説明

旗の製造方法及び旗

【課題】旗の表面に所望のデザインを印刷し、裏面に機能性薬剤を固着させる場合において、裏面の色目が表面に抜けていない、機能性薬剤性能(防炎、光触媒等)のある旗の製造方法及び旗を提供すること。
【解決手段】本発明に係る旗の製造方法は、繊維布生地の表面に所望のデザインの印刷を施す第1の工程と、第1の工程の後、繊維布生地の裏面に、機能性薬剤を固着させる第2の工程とを備える。第2の工程では、シルクスクリーン印刷で行い、そこに網点模様版を使用することにより、所望のデザイン品質を落とさないように、機能性薬剤を固着させる。

【発明の詳細な説明】
【技術分野】
【0001】
本発明は、旗の製造方法及び旗に関する。
【背景技術】
【0002】
従来、全国に展開している店舗等に使用されている横幕や懸垂幕に使用されている比較的目付けのあるポリエステル生地(トロピカル)に機能性薬剤の加工を施す際には、まず所望のデザインをスクリーン印刷し、乾燥する。
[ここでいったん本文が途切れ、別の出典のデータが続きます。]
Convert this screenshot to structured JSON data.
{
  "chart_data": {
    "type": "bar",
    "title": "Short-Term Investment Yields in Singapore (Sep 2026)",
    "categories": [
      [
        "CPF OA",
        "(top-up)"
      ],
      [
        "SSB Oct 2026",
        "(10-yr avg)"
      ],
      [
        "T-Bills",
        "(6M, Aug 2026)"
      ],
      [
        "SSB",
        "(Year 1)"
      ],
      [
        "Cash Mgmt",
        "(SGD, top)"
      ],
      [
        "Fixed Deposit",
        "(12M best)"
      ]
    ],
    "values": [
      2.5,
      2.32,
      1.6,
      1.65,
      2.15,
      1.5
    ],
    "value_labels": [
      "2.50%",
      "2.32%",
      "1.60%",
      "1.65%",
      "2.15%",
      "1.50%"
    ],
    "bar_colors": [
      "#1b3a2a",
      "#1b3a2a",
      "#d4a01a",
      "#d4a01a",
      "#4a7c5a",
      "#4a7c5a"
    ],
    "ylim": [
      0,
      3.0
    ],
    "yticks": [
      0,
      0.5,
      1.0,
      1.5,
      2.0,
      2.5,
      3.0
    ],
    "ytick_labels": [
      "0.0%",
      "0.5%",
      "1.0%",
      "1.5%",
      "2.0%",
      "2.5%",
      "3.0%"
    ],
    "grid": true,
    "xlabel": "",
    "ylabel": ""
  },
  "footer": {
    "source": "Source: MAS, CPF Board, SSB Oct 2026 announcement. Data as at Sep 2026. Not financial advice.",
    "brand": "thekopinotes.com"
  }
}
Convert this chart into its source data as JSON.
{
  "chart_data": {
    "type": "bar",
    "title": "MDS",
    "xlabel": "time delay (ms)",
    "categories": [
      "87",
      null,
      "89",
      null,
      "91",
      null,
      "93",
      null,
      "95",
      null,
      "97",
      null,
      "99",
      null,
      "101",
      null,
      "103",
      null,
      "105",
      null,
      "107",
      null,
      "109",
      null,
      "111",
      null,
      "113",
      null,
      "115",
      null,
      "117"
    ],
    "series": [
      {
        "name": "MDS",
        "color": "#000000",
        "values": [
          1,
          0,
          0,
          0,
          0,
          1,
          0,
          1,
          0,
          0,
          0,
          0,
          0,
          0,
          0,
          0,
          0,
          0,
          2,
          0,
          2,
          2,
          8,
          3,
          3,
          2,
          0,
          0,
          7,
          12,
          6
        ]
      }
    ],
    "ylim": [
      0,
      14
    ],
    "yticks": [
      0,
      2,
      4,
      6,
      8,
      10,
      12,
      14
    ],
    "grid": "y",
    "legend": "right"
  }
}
次に機能性薬剤をディッピング(浸漬)等の方法で製品表裏全面に塗布する方法が用いられている。
【特許文献1】特開平11−1871号公報
【発明の開示】
【発明が解決しようとする課題】
【0003】
しかし、上記のような技術は、デザイン品質面で問題がある。確かに機能性薬剤(例えば防炎剤)はディッピングングすることによって向上するのだが、ディッピングではデザイン面に均一に薬剤が塗布されないため、画像に白ムラが生じ、デザインの品位が落ちる。近年の画像処理技術の発展に伴い、印刷面の色彩品質に対する要求は高まっており、品質面の問題を克服しない限り、トロピカル生地の機能性薬剤付商品のさらなる普及は難しい。
【0004】
それゆえ、本発明の目的は、画像品質も維持され、かつ機能性薬剤性能も保持された印刷を実現せしめることである。
【課題を解決するための手段】
【0005】
上記課題を解決するために、本発明は、旗の表面に宣伝内容を印刷後、裏面に機能性薬剤を印刷する際、網点模様版を使用することを特徴とする。
【発明の効果】
【0006】
本発明によれば、裏面に機能性薬剤をシルクスクリーン印刷及びロータリースクリーン印刷で固着する際、使用する版として網点模様のものを用いる。これにより、生地の裏面上部に機能性薬剤を固着させることができ、表面のデザイン面まで色抜けすることを防止することができる。したがって、旗の一方面に所望のデザインを印刷し、他方面に機能性薬剤を固着させる場合において、当該他方面の色目が当該一方面に抜けないようにするための旗の製造方法が提供されることとなる。
【発明を実施するための最良の形態】
【0007】
本発明の実施形態に係る旗は、繊維布生地の一方面に所望デザインの印刷を施す第1の工程と、前記繊維布生地の他方面に機能性薬剤を固着させるための第2の工程を備える工程を経て製造される。その際第2の工程では網模様版が使用される。
【0008】
ここで機能とは、たとえば、防炎性、難燃性、光触媒効果、撥水性、撥油性、消臭性、抗菌・制菌性、防腐性、防かび性、紫外線吸収・遮蔽性、吸放湿性、マイナスイオン発生性、防水性、吸水性、吸油性、防黄色性、難溶融性、芳香性、透湿性、水透過性、調湿性、帯電防止性、防汚性、導電性を含み、その種類は特に制限されるものではない。機能性薬剤とは、上記機能を実現することができる薬剤であり、防炎性であれば防炎薬剤、光触媒効果であれば光触媒(酸化チタンなど)といったように、それぞれの機能を実現することができる薬剤のことをいう。
【0009】
ここで、旗とは、宣伝用の幟旗や、横断幕、懸垂幕、社旗、校旗、優勝旗、国旗、会旗、団旗、労働旗、手旗、応援旗、信号旗、安全旗、安全衛生旗、船旗、敬弔旗、神社旗、門幕、山車幕、紋幕、泥幕、応援幕、水引幕、舞台幕、盆幕、見送幕、神社幟、相撲幟、武者幟、鯉幟、桃太郎幟、背幟、役者(歌舞伎)幟、タペストリー、バナーなど、あらゆる旗のことをいう。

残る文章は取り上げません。